The Caravan reached out to Mishra's office for a response, but he refused to comment. Madhusmita, of the Central Economic Intelligence Bureau, said that “the meeting was constituted by the home ministry, I would suggest that it is better that you contact them.” Upon being questioned further on the details of the meeting, she shared contact details for Mahesh Rastogi, an officer in the CEIB. Rastogi said, “These details are of secret nature, so they cannot be shared.”
The creation of the standing focus group, with its mandate on Islamist and Sikh terrorism, gains importance in the context of multiple terror cases over the previous decade for which associates of the RSS, such as Pragya Thakur and Aseemanand, have been arrested and tried. The BJP’s stated position, in each case, has been to reject any link between religion and acts of terror. In April this year, the party was widely criticised for its decision,to field Pragya Thakur—who is currently facing trial under sections of The Unlawful Activities Prevention Act for her alleged role in the Malegaon blasts—as its Lok Sabha candidate from Bhopal. Its defence so far has been to attack the very phrase “Hindu terrorism,” and to claim that it is a myth conjured up by the Congress for electoral gains. At a recent rally in Khandwa in Madhya Pradesh, referring to the outcome of the on-going general elections, Modi said, “The fallacies of Hindu terrorism that they”—the members of the Congress—“have spread, and their defaming of our grand religious heritage is why they will be paid back through the answer they get.”

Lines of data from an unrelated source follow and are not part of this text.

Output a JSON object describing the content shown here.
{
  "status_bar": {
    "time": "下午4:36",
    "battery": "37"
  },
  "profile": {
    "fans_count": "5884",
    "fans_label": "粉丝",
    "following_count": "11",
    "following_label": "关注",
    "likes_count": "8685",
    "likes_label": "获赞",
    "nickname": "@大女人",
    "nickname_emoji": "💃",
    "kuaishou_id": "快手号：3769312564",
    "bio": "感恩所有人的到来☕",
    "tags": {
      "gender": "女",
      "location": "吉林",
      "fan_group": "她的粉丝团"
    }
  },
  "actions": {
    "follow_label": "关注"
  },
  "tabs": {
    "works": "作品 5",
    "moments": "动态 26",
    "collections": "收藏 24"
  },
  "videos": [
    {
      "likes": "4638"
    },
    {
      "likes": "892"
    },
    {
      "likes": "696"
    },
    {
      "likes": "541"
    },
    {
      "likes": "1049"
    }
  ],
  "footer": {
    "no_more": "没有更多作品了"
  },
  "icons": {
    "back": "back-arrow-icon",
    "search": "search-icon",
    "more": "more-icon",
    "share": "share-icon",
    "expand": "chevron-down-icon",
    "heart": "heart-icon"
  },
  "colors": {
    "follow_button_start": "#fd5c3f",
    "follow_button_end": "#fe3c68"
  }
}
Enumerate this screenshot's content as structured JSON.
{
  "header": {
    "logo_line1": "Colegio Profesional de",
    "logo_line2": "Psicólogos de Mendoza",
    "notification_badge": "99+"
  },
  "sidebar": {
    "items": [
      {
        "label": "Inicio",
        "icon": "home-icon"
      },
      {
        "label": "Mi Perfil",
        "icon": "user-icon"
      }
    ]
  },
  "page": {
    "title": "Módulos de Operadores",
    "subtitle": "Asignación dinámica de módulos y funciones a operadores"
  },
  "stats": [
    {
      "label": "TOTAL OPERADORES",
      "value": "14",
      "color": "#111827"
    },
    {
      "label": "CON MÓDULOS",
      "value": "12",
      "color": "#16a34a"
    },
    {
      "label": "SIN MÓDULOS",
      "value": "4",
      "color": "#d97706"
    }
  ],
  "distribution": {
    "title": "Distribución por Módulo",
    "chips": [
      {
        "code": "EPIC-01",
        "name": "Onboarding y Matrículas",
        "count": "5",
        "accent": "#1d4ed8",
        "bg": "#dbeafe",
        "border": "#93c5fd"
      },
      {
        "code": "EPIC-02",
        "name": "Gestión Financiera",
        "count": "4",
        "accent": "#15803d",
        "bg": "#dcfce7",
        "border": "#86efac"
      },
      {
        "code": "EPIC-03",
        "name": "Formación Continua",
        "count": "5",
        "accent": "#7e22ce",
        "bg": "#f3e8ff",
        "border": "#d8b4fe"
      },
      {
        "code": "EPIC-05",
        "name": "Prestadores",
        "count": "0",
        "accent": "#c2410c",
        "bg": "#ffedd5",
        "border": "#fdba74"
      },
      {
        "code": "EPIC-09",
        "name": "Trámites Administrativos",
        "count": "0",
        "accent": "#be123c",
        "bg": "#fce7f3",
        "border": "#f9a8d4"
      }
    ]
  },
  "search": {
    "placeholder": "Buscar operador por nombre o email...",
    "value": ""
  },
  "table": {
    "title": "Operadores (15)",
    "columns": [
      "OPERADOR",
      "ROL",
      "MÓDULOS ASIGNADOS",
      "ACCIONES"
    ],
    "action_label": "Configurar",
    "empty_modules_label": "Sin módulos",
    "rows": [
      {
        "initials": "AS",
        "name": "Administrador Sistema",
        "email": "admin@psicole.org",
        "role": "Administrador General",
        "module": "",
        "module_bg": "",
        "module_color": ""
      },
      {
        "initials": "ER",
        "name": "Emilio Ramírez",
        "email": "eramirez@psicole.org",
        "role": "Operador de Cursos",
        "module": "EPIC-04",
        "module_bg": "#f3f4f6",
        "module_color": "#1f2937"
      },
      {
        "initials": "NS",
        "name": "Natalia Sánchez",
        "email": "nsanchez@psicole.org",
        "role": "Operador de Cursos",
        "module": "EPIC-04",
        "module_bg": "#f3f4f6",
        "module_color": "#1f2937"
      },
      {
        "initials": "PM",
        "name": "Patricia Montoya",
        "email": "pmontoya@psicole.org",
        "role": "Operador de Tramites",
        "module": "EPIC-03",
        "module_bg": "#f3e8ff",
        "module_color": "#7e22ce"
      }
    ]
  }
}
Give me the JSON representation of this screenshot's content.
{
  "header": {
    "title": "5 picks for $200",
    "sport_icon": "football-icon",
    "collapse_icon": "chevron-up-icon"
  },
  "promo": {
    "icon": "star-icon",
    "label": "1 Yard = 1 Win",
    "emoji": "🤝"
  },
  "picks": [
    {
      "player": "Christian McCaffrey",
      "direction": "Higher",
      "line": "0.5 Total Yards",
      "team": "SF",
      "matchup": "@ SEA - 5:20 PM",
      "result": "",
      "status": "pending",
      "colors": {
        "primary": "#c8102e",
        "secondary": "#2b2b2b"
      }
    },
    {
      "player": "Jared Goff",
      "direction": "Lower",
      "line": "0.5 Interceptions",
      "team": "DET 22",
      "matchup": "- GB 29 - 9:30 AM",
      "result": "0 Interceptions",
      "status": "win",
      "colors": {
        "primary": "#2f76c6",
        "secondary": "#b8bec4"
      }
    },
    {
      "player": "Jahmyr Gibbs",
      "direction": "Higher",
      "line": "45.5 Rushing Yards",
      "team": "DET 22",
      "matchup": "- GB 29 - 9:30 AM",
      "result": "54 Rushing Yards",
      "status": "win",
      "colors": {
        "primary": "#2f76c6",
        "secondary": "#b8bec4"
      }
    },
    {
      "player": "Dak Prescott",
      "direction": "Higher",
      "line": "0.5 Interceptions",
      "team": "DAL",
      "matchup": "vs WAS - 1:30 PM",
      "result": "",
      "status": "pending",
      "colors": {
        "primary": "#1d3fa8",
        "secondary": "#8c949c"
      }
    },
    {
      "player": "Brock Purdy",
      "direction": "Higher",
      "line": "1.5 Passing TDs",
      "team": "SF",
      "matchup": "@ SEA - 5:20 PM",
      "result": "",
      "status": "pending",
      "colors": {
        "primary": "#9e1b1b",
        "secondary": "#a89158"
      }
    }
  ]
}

The domestic politicking is in line with Modi’s diplomatic outreach too. In March 2018, when Jordan’s King Abdullah II visited India, Modi reportedly asserted that the fight against terrorism could not be misconstrued as one that was poised against any particular religion. “Terrorism has no religion ... the fight against terrorism and radicalisation is not against any religion. Our war is against the radical mindset that misguides youth,” he had said. It now appears that Modi and his colleagues within the BJP are willing to insulate religion from charges of terrorism but only selectively, for one particular community.